CRITICAL NOTES.—

Genesis 49:4. Unstable as water.] Heb. Boiling over as water. Another form of this word is rendered lightness, in Jeremiah 23:32; Zephaniah 3:2, referring to the character of false prophets. The image points to the heated passions which led Reuben into disgrace. Thou shalt not excel.] He shall have no share in the dignity and privileges of the firstborn—the birthright supremacy. The double portion was transferred to Joseph, the chieftainship to Judah, and the priesthood to Levi.

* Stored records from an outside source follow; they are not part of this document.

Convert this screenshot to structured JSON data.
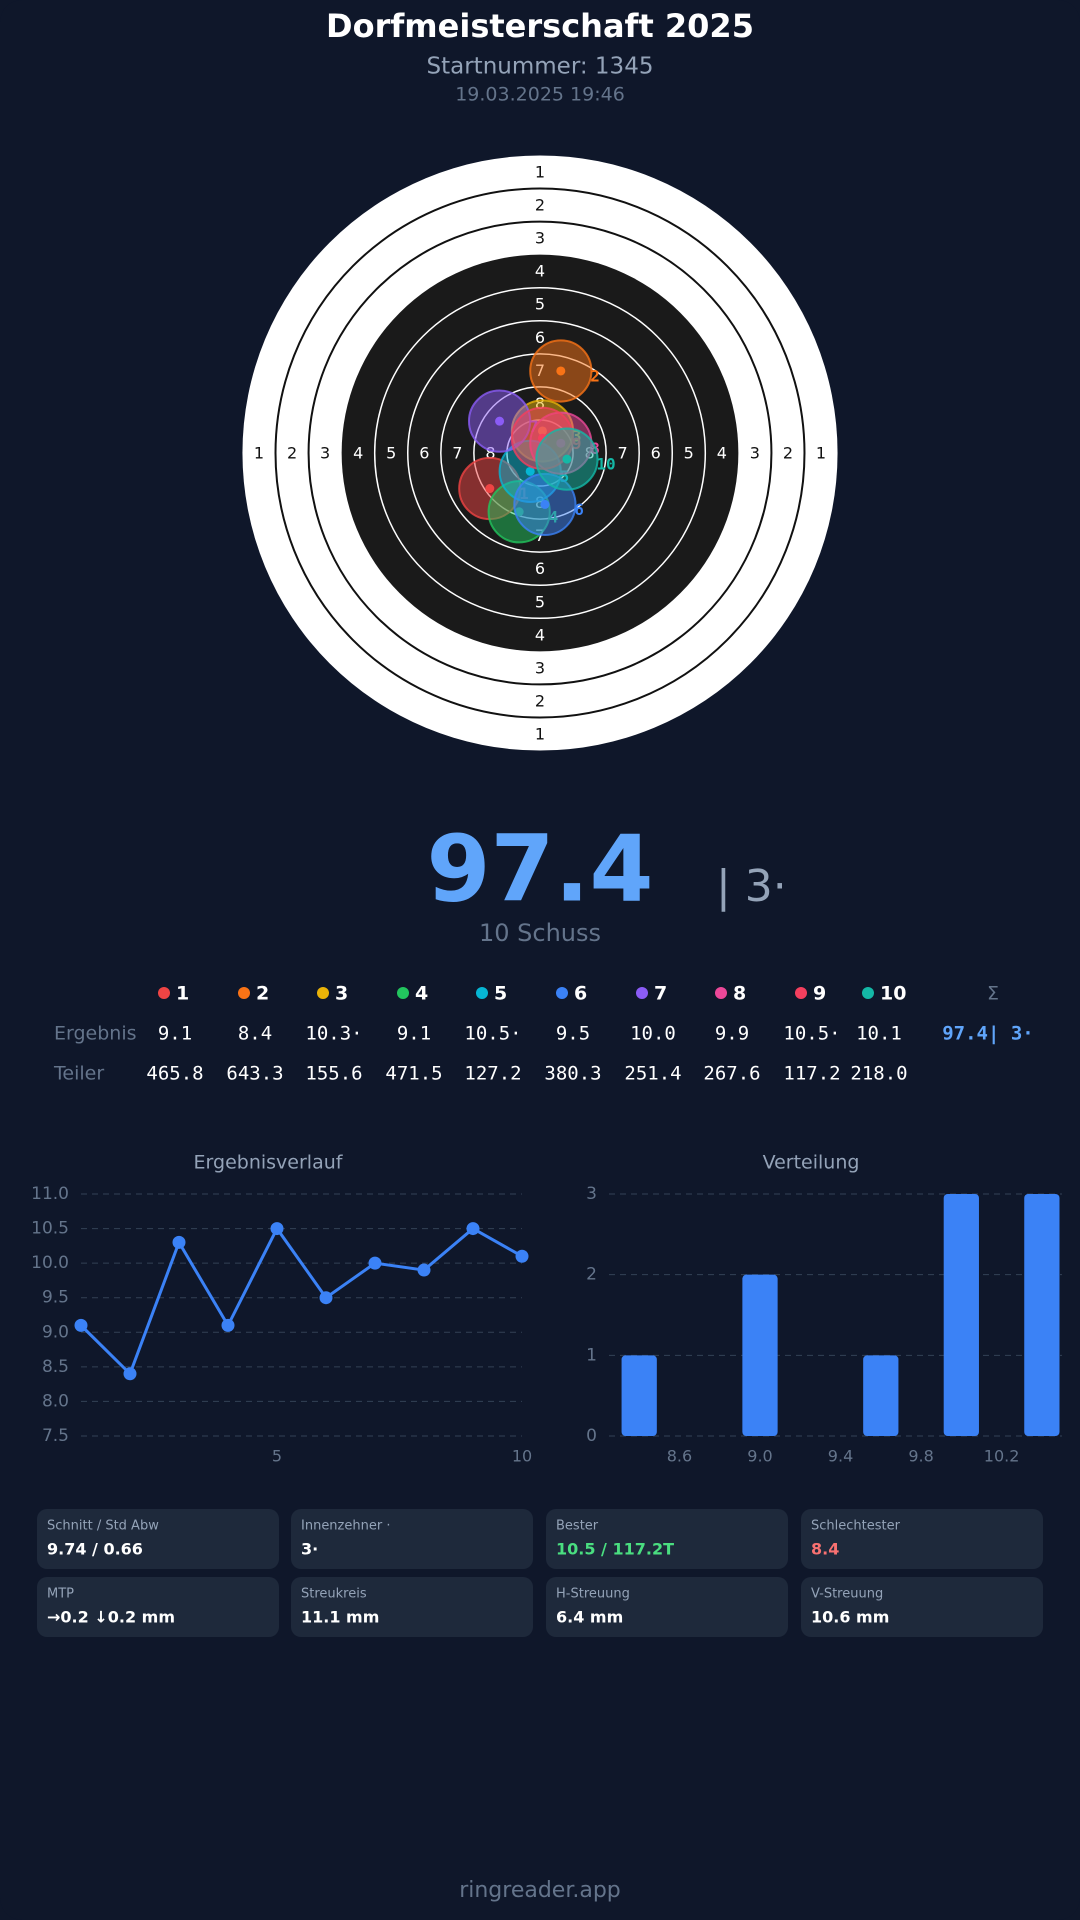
{
  "header": {
    "title": "Dorfmeisterschaft 2025",
    "start_number": "Startnummer: 1345",
    "datetime": "19.03.2025 19:46"
  },
  "target": {
    "ring_labels": [
      "1",
      "2",
      "3",
      "4",
      "5",
      "6",
      "7",
      "8"
    ],
    "shots": [
      {
        "label": "1",
        "color": "#ef4444",
        "x": -41,
        "y": 29
      },
      {
        "label": "2",
        "color": "#f97316",
        "x": 17,
        "y": -67
      },
      {
        "label": "3",
        "color": "#eab308",
        "x": 2,
        "y": -18
      },
      {
        "label": "4",
        "color": "#22c55e",
        "x": -17,
        "y": 48
      },
      {
        "label": "5",
        "color": "#06b6d4",
        "x": -8,
        "y": 15
      },
      {
        "label": "6",
        "color": "#3b82f6",
        "x": 4,
        "y": 42
      },
      {
        "label": "7",
        "color": "#8b5cf6",
        "x": -33,
        "y": -26
      },
      {
        "label": "8",
        "color": "#ec4899",
        "x": 17,
        "y": -8
      },
      {
        "label": "9",
        "color": "#f43f5e",
        "x": 2,
        "y": -12
      },
      {
        "label": "10",
        "color": "#14b8a6",
        "x": 22,
        "y": 5
      }
    ]
  },
  "score": {
    "total": "97.4",
    "inner_tens": "| 3·",
    "shots": "10 Schuss"
  },
  "table": {
    "sum_header": "Σ",
    "rows": [
      {
        "label": "Ergebnis",
        "values": [
          "9.1",
          "8.4",
          "10.3·",
          "9.1",
          "10.5·",
          "9.5",
          "10.0",
          "9.9",
          "10.5·",
          "10.1"
        ],
        "total": "97.4| 3·"
      },
      {
        "label": "Teiler",
        "values": [
          "465.8",
          "643.3",
          "155.6",
          "471.5",
          "127.2",
          "380.3",
          "251.4",
          "267.6",
          "117.2",
          "218.0"
        ]
      }
    ]
  },
  "chart_data": [
    {
      "type": "line",
      "title": "Ergebnisverlauf",
      "color": "#3b82f6",
      "x": [
        1,
        2,
        3,
        4,
        5,
        6,
        7,
        8,
        9,
        10
      ],
      "values": [
        9.1,
        8.4,
        10.3,
        9.1,
        10.5,
        9.5,
        10.0,
        9.9,
        10.5,
        10.1
      ],
      "xlim": [
        1,
        10
      ],
      "xticks": [
        5,
        10
      ],
      "ylim": [
        7.5,
        11.0
      ],
      "yticks": [
        7.5,
        {
          "value": 8,
          "label": "8.0"
        },
        8.5,
        {
          "value": 9,
          "label": "9.0"
        },
        9.5,
        {
          "value": 10,
          "label": "10.0"
        },
        10.5,
        {
          "value": 11,
          "label": "11.0"
        }
      ],
      "grid": true
    },
    {
      "type": "histogram",
      "title": "Verteilung",
      "color": "#3b82f6",
      "bins": [
        8.3,
        8.5,
        8.7,
        8.9,
        9.1,
        9.3,
        9.5,
        9.7,
        9.9,
        10.1,
        10.3,
        10.5
      ],
      "values": [
        1,
        0,
        0,
        2,
        0,
        0,
        1,
        0,
        3,
        0,
        3
      ],
      "xlim": [
        8.25,
        10.5
      ],
      "xticks": [
        8.6,
        {
          "value": 9,
          "label": "9.0"
        },
        9.4,
        9.8,
        10.2
      ],
      "ylim": [
        0,
        3
      ],
      "yticks": [
        0,
        1,
        2,
        3
      ],
      "grid": true
    }
  ],
  "stats": [
    {
      "label": "Schnitt / Std Abw",
      "value": "9.74 / 0.66"
    },
    {
      "label": "Innenzehner ·",
      "value": "3·"
    },
    {
      "label": "Bester",
      "value": "10.5 / 117.2T",
      "color": "#4ade80"
    },
    {
      "label": "Schlechtester",
      "value": "8.4",
      "color": "#f87171"
    },
    {
      "label": "MTP",
      "value": "→0.2 ↓0.2 mm"
    },
    {
      "label": "Streukreis",
      "value": "11.1 mm"
    },
    {
      "label": "H-Streuung",
      "value": "6.4 mm"
    },
    {
      "label": "V-Streuung",
      "value": "10.6 mm"
    }
  ],
  "footer": "ringreader.app"
}
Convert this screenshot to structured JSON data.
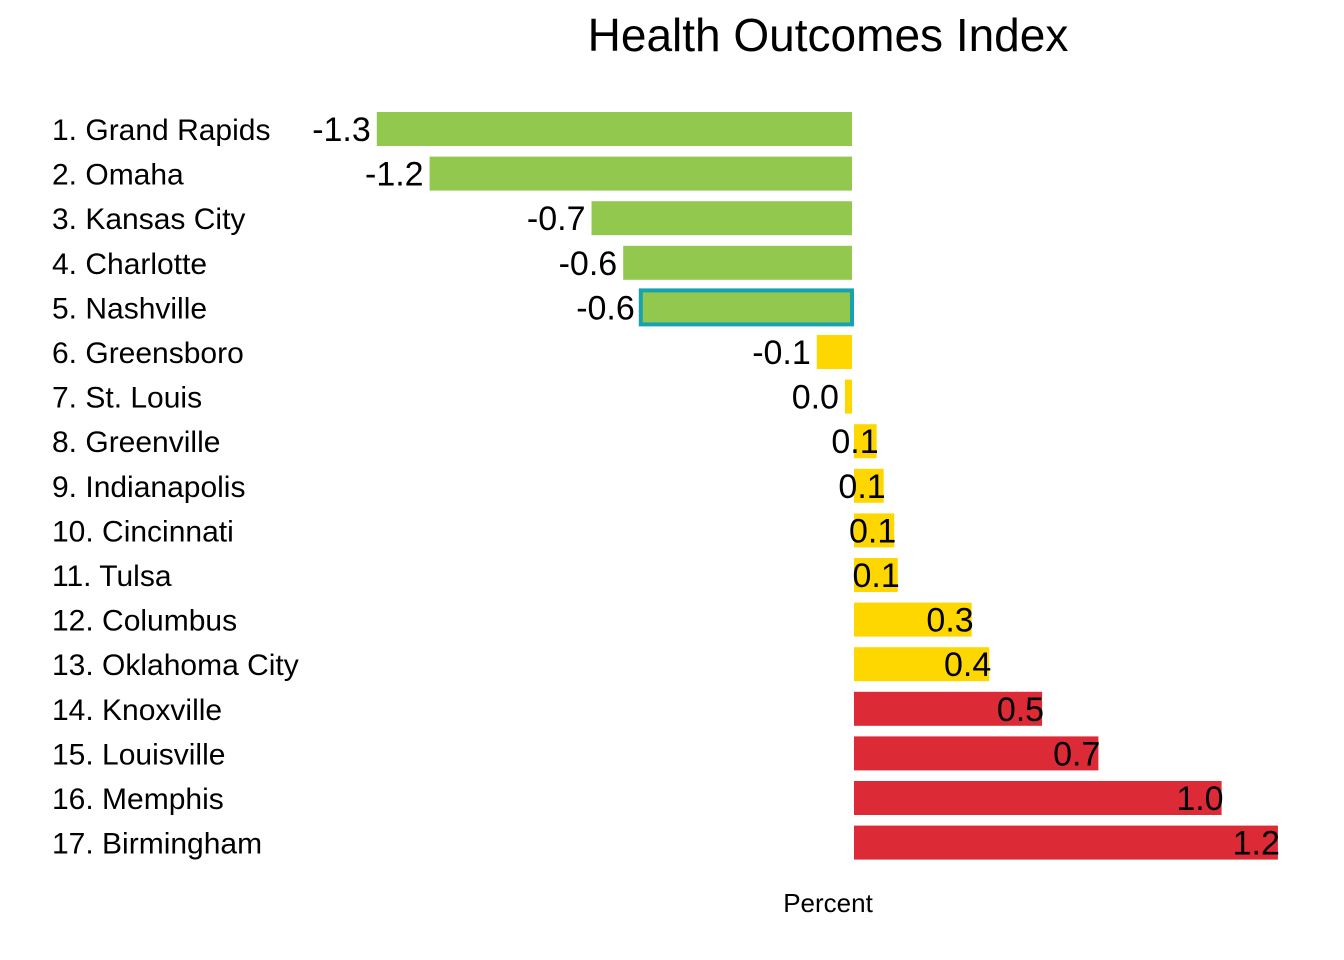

Genesis 49:6. In their self-will they digged down a wall.] The LXX has, they have hamstrung oxen. “The true rendering refers to a process of wantonly cutting the tendons of oxen so as to make them useless. In Chron. Genesis 34:28, the carrying off of the cattle is mentioned. This wanton cruelty was doubtless added.” (Jacobus.)—

MAIN HOMILETICS OF THE PARAGRAPH.— Genesis 49:5

THE BLESSING OF SIMEON AND LEVI

I. Their sin.

1. Immoderate revenge. (Genesis 49:5.) They were justified in feeling anger, and even in avenging the outrage upon the family honour. They must have been less than men had they been indifferent. And as religious men they were bound to feel a righteous indignation. In that state of society, when there were no regular modes of trial, the avenger of blood was an instrument of justice. It is the excess of their anger that is blamed. “For it was fierce.” “For it was cruel.” Not content with taking vengeance upon the man who did the deed, they slew a whole tribe of men.

2. Cruelty to unoffending beasts. They wantonly cut the tendons of animals so as to make them useless. This was an uncalled for ferocity.

3. Their cruelty was deliberate. They were, indeed, “brethren” both in sympathy and co-operation. They supported and counselled each other in their cruel designs. They had their “secret,” their “assembly.” They were men capable of framing dark plots. They wrought iniquity by a law.

II. Their penalty.

1. To be disavowed by the good. “O my soul, come not thou into their secret; unto their assembly, mine honour, be not thou united.” Jacob could not prevent their deed, but he would have no fellowship with the unfruitful works of darkness.

2. Their deed is branded with a curse. He curses their wrath and their cruelty, not their persons.

3. They are condemned to moral and political weakness. “I will divide them in Jacob, and scatter them in Israel.” The penalty was appropriate. As they had worked together in wickedness, they are to be divided. Simeon’s tribe was weak, his territory scattered. Levi was likewise scattered in Israel, and had no territorial allotment; yet his was a privileged tribe, being the tribe of priests. The penalty is by grace transmuted into blessing. “The Lord keeps the execution of the sentence in His own hands. Simeon’s sons continue to be like himself—doing the same works. On them the sentence falls with unmitigated severity. In the tribe of Levi there are indications of a better mind. And the sentence is graciously sanctified.”—(Candlish.)

SUGGESTIVE COMMENTS ON THE VERSES

Genesis 49:5. His two next sons were guilty of a crime still worse than Reuben’s. If it did not wound their father in a part so tender, it gave him not less pain, and exposed him to greater mischief. If a merciful providence had not wonderfully preserved him, he and all his family must have been destroyed, in consequence of the revenge of the enraged Canaanites.—(Bush).

Genesis 49:6. Time had not changed Jacob’s feelings with regard to the crime of his sons. His soul had the same abhorrence of the act now, as it had then.

Genesis 49:7. There is a kind of anger which deserves not to be cursed, but to be blessed. Such was the anger of Moses when he came down from the Mount, and seeing the idolatries of the camp of Israel, broke the tables of the law which he held in his hands. But the anger of Simeon and Levi was entitled neither to commendation nor apology. Sharp rebuke is necessary for those who have greatly offended.—(Bush).